Intervention de Thierry Braillard

Séance en hémicycle du 4 février 2014 à 15h00
Harmonisation des taux de tva applicables à la presse — Discussion générale

Photo issue du site de l'Assemblée nationale ou de WikipediaThierry Braillard :

Comment fera-t-on à l’avenir lorsqu’un secteur économique demandera légitimement qu’on abaisse son taux de TVA, contre la réglementation européenne existante ? Répondra-t-on que l’on doit se conformer aux obligations de l’Union européenne ? Ou expliquera-t-on que l’on peut passer outre ?

N’y aurait-il pas eu la possibilité de trouver un moyen de contourner le problème ? Sommes-nous vraiment obligés de baisser le taux de TVA ? N’aurait-on pas pu reverser, sous la forme d’une aide quelconque, les recettes de TVA engendrées par l’application d’un taux normal, dès lors que nous sommes d’accord pour que cesse cette différenciation de TVA entre presse en ligne et presse imprimée ? Bien entendu, les taux de TVA préférentiels sont considérés comme plus respectueux de l’indépendance de la presse que les aides directes. C’est tout simplement qu’ils évitent les suspicions de conflits d’intérêts, sujet auquel s’intéresse particulièrement notre collègue Françaix. Mais de façon transitoire, n’aurait-on pas pu avoir recours à une dépense budgétaire plutôt qu’à une dépense fiscale, afin d’éviter un contentieux avec la Commission européenne ?

Par ailleurs, se pose la question de l’amnistie fiscale auprès des sociétés qui n’auraient pas respecté la loi avant qu’elle ne soit modifiée. Car si on légifère pour l’avenir, doit-on pour autant effacer l’ardoise du passé ? Il y a là une vraie question, un vrai dilemme, auquel le Gouvernement devra répondre. Si l’on accepte l’amnistie sur le fondement de la légitimité des revendications, que faire des sociétés de presse qui ont continué à appliquer les lois de la République ? Doit-on les récompenser ? De plus, à l’heure où le consentement à l’impôt s’effrite et alors que des marginaux appellent à ne plus payer l’impôt, cette amnistie serait-elle un bon signal ? Enfin, peut-on accorder une amnistie à certains médias en ligne et ne pas l’accorder aux faits commis lors de mouvements sociaux et syndicaux ?

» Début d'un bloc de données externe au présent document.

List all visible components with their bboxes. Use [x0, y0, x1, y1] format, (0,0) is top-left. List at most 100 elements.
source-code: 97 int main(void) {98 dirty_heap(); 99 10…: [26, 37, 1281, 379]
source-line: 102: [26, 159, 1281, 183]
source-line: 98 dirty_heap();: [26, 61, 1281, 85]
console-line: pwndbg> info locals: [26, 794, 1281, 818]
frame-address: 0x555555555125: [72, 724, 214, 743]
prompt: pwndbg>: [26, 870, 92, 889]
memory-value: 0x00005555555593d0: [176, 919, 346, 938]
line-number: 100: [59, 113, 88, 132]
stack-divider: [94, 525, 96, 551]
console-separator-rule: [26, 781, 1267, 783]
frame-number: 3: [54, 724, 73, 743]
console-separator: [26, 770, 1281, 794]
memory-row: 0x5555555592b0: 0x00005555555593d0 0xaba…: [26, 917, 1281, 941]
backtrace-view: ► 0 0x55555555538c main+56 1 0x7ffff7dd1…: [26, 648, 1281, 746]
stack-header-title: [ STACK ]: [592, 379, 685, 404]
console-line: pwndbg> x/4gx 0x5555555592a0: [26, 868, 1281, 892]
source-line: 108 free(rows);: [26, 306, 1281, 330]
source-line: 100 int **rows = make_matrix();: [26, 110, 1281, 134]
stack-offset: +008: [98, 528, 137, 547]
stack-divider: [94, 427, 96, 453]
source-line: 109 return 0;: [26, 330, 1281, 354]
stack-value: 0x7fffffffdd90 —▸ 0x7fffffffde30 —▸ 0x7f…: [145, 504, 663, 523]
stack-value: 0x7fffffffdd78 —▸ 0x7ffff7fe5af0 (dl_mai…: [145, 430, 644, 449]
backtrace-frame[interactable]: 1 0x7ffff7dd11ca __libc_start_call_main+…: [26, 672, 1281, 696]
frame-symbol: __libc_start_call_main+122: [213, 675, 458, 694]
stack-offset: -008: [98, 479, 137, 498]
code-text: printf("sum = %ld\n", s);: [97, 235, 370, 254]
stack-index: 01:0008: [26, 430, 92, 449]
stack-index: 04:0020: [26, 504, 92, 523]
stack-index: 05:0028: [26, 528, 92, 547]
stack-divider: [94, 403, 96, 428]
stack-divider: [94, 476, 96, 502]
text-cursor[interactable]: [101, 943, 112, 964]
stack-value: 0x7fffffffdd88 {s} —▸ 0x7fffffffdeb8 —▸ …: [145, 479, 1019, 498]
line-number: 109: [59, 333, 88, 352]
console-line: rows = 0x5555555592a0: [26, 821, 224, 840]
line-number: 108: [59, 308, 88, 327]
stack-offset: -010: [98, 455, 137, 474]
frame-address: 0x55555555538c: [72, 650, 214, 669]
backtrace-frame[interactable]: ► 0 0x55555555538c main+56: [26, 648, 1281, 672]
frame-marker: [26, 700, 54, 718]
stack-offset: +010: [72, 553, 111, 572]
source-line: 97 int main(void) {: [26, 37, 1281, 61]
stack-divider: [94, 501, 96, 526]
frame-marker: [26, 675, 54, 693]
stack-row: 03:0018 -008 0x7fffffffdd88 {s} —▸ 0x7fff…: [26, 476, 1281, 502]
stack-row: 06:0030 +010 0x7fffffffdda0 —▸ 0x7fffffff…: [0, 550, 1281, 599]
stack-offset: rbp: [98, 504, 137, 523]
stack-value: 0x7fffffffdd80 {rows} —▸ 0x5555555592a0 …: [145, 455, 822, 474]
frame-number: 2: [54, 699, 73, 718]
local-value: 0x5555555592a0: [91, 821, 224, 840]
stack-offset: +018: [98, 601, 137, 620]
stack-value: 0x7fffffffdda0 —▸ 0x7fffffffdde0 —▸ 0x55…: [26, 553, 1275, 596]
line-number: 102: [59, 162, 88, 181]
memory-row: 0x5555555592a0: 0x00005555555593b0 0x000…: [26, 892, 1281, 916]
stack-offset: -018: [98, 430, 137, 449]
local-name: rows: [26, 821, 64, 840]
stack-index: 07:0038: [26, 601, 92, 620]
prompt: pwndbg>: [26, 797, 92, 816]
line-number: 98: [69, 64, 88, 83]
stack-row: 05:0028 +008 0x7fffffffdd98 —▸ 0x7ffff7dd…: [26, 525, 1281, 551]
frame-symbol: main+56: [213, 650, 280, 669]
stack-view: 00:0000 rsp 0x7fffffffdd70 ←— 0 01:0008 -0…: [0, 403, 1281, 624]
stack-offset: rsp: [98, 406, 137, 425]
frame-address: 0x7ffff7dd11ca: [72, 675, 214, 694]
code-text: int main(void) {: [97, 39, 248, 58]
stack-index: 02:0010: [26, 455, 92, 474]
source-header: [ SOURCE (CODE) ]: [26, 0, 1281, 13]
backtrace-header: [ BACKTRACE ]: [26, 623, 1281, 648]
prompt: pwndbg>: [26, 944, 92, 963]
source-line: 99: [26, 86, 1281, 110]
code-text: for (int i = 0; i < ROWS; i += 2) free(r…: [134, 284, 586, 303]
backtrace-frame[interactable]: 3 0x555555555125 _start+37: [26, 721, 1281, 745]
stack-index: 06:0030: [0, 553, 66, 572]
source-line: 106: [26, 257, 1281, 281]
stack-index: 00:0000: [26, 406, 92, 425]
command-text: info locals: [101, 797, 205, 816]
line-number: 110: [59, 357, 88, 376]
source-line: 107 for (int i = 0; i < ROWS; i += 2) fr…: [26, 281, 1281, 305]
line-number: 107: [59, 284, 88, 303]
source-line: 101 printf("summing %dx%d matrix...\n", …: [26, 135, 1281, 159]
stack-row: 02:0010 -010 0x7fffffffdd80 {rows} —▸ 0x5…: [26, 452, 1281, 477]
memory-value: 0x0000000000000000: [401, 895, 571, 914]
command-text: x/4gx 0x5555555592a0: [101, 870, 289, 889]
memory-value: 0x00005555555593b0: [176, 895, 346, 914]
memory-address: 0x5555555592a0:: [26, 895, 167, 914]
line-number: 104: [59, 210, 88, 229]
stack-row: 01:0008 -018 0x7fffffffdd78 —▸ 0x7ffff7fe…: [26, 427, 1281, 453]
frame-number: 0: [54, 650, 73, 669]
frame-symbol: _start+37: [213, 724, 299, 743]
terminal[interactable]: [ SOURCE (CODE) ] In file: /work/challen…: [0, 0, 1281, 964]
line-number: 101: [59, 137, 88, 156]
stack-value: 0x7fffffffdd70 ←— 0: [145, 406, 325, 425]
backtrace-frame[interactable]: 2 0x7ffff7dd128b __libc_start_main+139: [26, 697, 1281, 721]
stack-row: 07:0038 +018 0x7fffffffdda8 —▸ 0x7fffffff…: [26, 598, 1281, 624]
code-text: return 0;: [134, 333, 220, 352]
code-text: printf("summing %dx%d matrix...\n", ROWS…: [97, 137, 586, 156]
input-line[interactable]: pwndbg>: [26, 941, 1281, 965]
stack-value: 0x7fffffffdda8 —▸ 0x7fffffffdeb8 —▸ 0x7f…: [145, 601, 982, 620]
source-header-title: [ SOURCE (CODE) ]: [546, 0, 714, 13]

La seule étude d’impact dont nous disposons provient des principaux syndicats de presse français. Le coût de la mesure se limiterait à cinq millions d’euros et, avec le développement de la presse en ligne induit, l’État serait même gagnant. Cela suppose tout de même que les prix baissent, ce qui semble incompatible avec les besoins en investissements du secteur de plus en plus lourds.

Cette proposition de loi met en lumière un autre problème, de portée plus générale, à savoir la lenteur des processus décisionnels européens. Du fait de son fonctionnement, l’Union européenne est incapable d’agir rapidement. On le voit bien avec le numérique, qui est une véritable révolution. Cette révolution suppose des adaptations législatives rapides, aussi bien pour contrôler ses contenus que pour accompagner son essor.

Le Parlement européen s’est prononcé à trois reprises – vous l’avez rappelé, madame la ministre – pour une harmonisation des taux de TVA entre les supports physiques et les supports numériques. Rien n’y a fait. Rien n’a changé. Pour que les règles relatives à la TVA soient modifiées, il est nécessaire d’obtenir l’accord de chacun des États membres. Avec 28 États et bientôt plus, ceci devient quasi impossible.

L’Union européenne ne peut plus continuer ainsi. L’unanimité est contre-productive. Ce qu’il nous faut, ce n’est pas moins d’Europe, mais mieux d’Europe. Une Europe mieux intégrée, une Europe plus juste. Eh oui, même pour une simple question de TVA, nous en revenons toujours aux mêmes enjeux. Toutefois, les règles européennes ne sauraient changer en quelques semaines. Pour l’heure, face à la nécessité d’agir en faveur de la presse en ligne, et malgré les réserves dont je vous ai fait part, les députés du groupe radical, républicain, démocrate et progressiste voteront en faveur de cette proposition de loi.